Mas terão bastado os feitos guerreiros para tornar o nome de D. Afonso Henriques digno de memória e o seu exemplo merecedor de imitação pelos vindouros?
A pior fraqueza dos fortes é a de só acreditar na força. O Rei D. Afonso I acreditou, como diplomata consumado, na subtileza da negociação. Foi, vinca o cronista, “mui prudente nas suas acções, de inteligência esclarecida”.
Teve aí a suprema qualidade do estadista: soube esperar. Por muito tempo esperou, sempre munido das mesmas convicções, servindo a mesma estratégia, nunca mudando o rumo.
Aguardou décadas para, já perto do fim do seu longo reinado, em 1179, através da bula Manifestis Probatum Est, obter a consagração inequívoca de um facto já consumado: foi reconhecido como rei idóneo, prudente e justo de um reino independente, que seria transmitido aos seus descendentes.
D. Afonso Henriques foi um político no sentido mais nobre: juntou os homens para fazer obra comum, num esforço cooperativo que fez nascer uma comunidade duradoura.
Foi aceite como chefe pelos seus soldados e como rei pelos seus súbditos.
Usou o mando, não para subordinar os outros aos seus fins particulares, mas para expressar a sua própria sujeição ao fim por que todos trabalhavam.
Não lhe devemos o Portugal que somos. Esse é uma obra comum, lentamente entretecida ao longo dos séculos por todos nós, portugueses de ontem e de hoje.
Mas devemos-lhe o facto de sermos Portugal. Devemos-lhe a possibilidade de construir uma pátria, ou seja, um sítio e uma ideia que entendemos como nossos e nos quais nos sentimos em casa.
A nossa casa nunca será uma construção acabada. Cada geração de portugueses continua a obra, fazendo-lhe um acrescento, que é uma renovação.
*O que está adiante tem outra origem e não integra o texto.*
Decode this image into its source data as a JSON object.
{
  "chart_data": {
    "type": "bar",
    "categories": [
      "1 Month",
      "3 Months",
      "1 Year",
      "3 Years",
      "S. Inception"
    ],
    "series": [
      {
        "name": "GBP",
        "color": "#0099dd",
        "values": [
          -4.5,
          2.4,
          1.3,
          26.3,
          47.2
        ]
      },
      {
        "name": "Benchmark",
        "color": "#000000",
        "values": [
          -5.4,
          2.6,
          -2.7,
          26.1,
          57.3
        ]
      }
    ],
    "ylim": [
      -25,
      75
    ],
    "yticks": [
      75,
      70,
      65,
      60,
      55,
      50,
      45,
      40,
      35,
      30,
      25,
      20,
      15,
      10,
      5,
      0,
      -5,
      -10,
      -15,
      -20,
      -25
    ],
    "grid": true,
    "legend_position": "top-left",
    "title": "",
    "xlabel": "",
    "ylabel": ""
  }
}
Cada novo elo da corrente será diferente dos que o antecedem, mas nem por isso renega os actos primordiais.
Dizia o grande pensador romano Cícero que:
“Não há actividade alguma na qual a virtude humana se aproxime mais da divina do que a de fundar novas cidades ou preservar as já existentes.” Colocava, assim, o acto de preservar comunidades ao mesmo nível simbólico supremo que atribuía ao acto da fundação.
D. Afonso Henriques tornou possível Portugal. Aqui, em Guimarães, convictos da nossa responsabilidade histórica, inspirados pelos feitos do Fundador e pelo espírito incomum que perpassa por estas pedras, é com determinação que afirmamos a continuação de Portugal.